Some models (like E5 family) require prefixes — "query: " for queries and "passage: " for documents. Missing this kills performance silently. Fix: Always read the model card before building the pipeline.

Tip Re-embedding everything on every update

Adding one document shouldn't require re-processing all documents. Fix: Design for incremental updates. Store document hashes. Only re-embed changed content. Use the vector store's upsert operations.

08. Coding Exercises

Exercise 1 — Multi-Source RAG Pipeline

Build a system that accepts documents from multiple sources (plain text, markdown, JSON), uses different chunking strategies based on document type, stores embeddings with source metadata in FAISS, and implements search with source filtering + RAG with Claude. Success: Search for "deployment process" returns results from markdown runbooks even without keyword overlap.

Exercise 2 — Hybrid Search

Extend the base implementation: add BM25 keyword search alongside vector search (use rank_bm25), implement Reciprocal Rank Fusion (RRF) to merge result sets, and build an A/B comparison showing vector-only vs. hybrid results. Success: Query "ERR_CONNECTION_REFUSED troubleshooting" returns both that specific error (keyword) AND general network debugging guides (semantic).

Exercise 3 — Retrieval Evaluation Harness

Build a retrieval quality evaluation system: create a test dataset (20 queries with expected documents), implement recall@k, precision@k, and MRR metrics, compare at least two configurations (e.g., chunk_size=256 vs chunk_size=512). Success: Produce a report identifying the better chunking strategy for your specific data.

09. Architect-Level Questions

Q1: You're running a RAG system with 10M embedded documents. The embedding model provider releases a significantly better model. How do you migrate without downtime?

Think: blue-green indexing, you can't mix vectors from different models, compute cost planning, evaluation before switching, index versioning (model_name + version as metadata).

Q2: Your knowledge base has API docs (structured), support tickets (conversational), and legal contracts (formal). How do you design your chunking strategy?

Think: different content types need different strategies — API docs by endpoint, tickets by conversation turn, contracts by clause. Store strategy as metadata. Evaluate each independently.

Q3: Users complain the chatbot gives confident but wrong answers. The LLM works correctly — the problem is upstream. How do you diagnose retrieval quality issues?

Think: log retrieved chunks alongside responses, build eval set from failing queries, check similarity scores, adjust chunk size / add metadata filtering / implement re-ranking / set minimum thresholds.
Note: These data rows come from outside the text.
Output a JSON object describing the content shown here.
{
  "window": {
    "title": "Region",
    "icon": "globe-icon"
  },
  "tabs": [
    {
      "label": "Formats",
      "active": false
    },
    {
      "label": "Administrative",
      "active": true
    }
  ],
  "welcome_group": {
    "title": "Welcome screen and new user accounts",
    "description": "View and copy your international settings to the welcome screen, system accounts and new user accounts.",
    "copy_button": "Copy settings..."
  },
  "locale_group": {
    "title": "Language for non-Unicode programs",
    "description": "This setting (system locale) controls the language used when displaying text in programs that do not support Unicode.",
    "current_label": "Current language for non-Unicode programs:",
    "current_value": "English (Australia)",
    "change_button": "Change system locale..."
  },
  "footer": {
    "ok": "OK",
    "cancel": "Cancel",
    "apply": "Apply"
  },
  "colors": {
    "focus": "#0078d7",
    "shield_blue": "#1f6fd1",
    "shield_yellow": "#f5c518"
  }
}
Q4: Design a RAG system: P99 latency under 500ms, 1,000 QPS, 50M documents. Walk through your architecture.

Think: distributed vector DB, self-hosted embedding model (cut network latency), HNSW ~5-10ms at 50M, LLM is the bottleneck — streaming + caching + smaller models for common queries, tiered approach.

Q5: Beyond RAG and document search, what production systems benefit from embeddings? Describe a non-obvious use case.

Think: anomaly detection (embed user sessions, flag outliers), content deduplication, A/B test analysis (cluster feedback text), cache invalidation (compare old vs new embedding), feature engineering for ML models.